Regarding costs for cleaning up the April 20 spill in the Gulf of Mexico, President Barack Obama and congressional leaders have said they expect BP to foot the bill.
“Taxpayers will not pick up the tab,” Senate Majority Leader Harry Reid (D-Nev), said Monday.
Last week, BP executives told Congress they would pay all legitimate claims for damages.
BP estimates its costs for responding to the spill, deemed by many as the worst oil spill in American history, at about $760 million.
If the bill passes, the increase is expected to raise $11 billion over the next ten years. The Oil Spill Liability Trust Fund presently has about $1.5 billion available.
The American Petroleum Institute (API) has not taken a position on the tax increase, though a spokeswoman said Congress should study the ramifications before acting, according to the Associated Press.

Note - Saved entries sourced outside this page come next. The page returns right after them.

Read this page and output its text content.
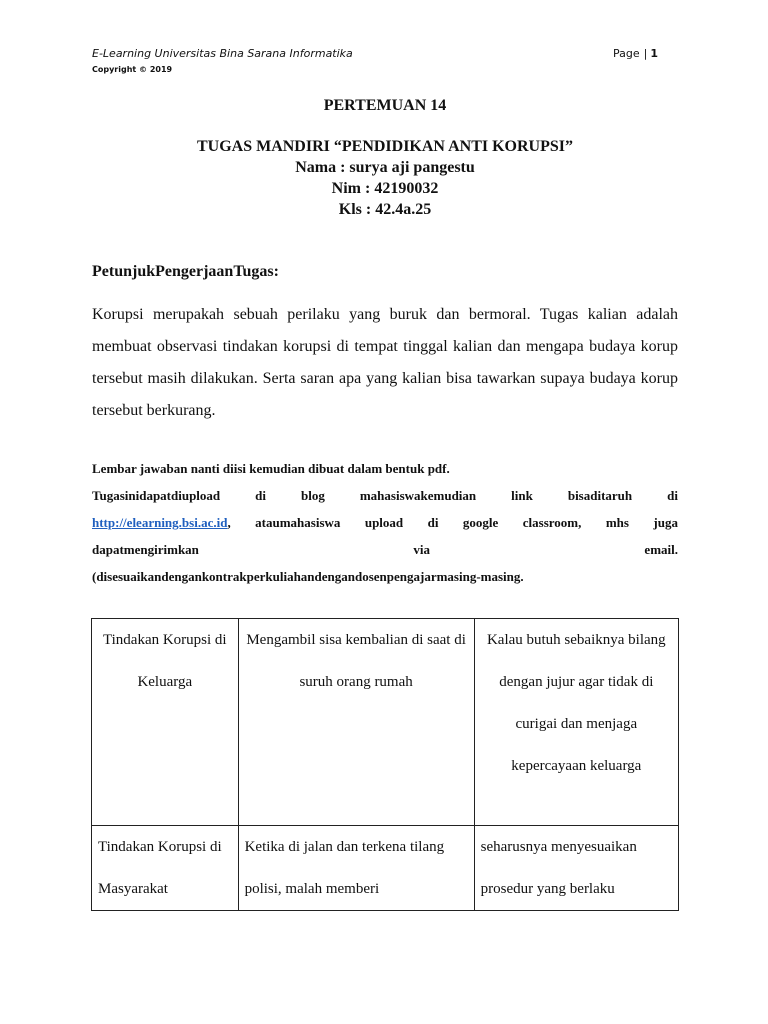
E-Learning Universitas Bina Sarana Informatika
Copyright © 2019
Page | 1
PERTEMUAN 14
TUGAS MANDIRI “PENDIDIKAN ANTI KORUPSI”
Nama : surya aji pangestu
Nim : 42190032
Kls : 42.4a.25
PetunjukPengerjaanTugas:
Korupsi merupakah sebuah perilaku yang buruk dan bermoral. Tugas kalian adalah membuat observasi tindakan korupsi di tempat tinggal kalian dan mengapa budaya korup tersebut masih dilakukan. Serta saran apa yang kalian bisa tawarkan supaya budaya korup tersebut berkurang.
Lembar jawaban nanti diisi kemudian dibuat dalam bentuk pdf.
Tugasinidapatdiupload di blog mahasiswakemudian link bisaditaruh di
http://elearning.bsi.ac.id, ataumahasiswa upload di google classroom, mhs juga
dapatmengirimkan via email.
(disesuaikandengankontrakperkuliahandengandosenpengajarmasing-masing.
Tindakan Korupsi di Keluarga	Mengambil sisa kembalian di saat di suruh orang rumah	Kalau butuh sebaiknya bilang dengan jujur agar tidak di curigai dan menjaga kepercayaan keluarga
Tindakan Korupsi di Masyarakat	Ketika di jalan dan terkena tilang polisi, malah memberi	seharusnya menyesuaikan prosedur yang berlaku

“We understand we need to have an insurance policy in order to cover people in the event of a spill,” said API spokeswoman, Cathy Landry. “At the same time we need to have a vital oil and gas industry.”
The U.S. Chamber of Commerce criticizes the proposed tax increase as hastily put together, without adequate study. The proposed tax hike was raised on Thursday, despite the absence of any congressional hearings to analyze its impact.
“I have seen no analysis on how this would impact energy security, how this would impact domestic production, how this would impact the overall economics in the country,” said Christopher Guith, vice president of the chamber’s energy institute. “There hasn’t been any sort of deliberation on this.”
Guith claimed that the tax could be passed on to consumers, if the oil industry manages to raise gas prices in response to a tax increase.
Guith further alleges that the tax hike is designed to offset budget increases unrelated to oil that are part of the bill. The overall bill includes one-year extensions of several tax breaks that expired in 2009 which could add up to $134 billion to the federal deficit.
The impact on the deficit could make it difficult for the bill to pass.
Bill proponents hope to complete their work by the end of the week before Congress begins a week-long break. On Monday, the White House issued a statement supporting the bill.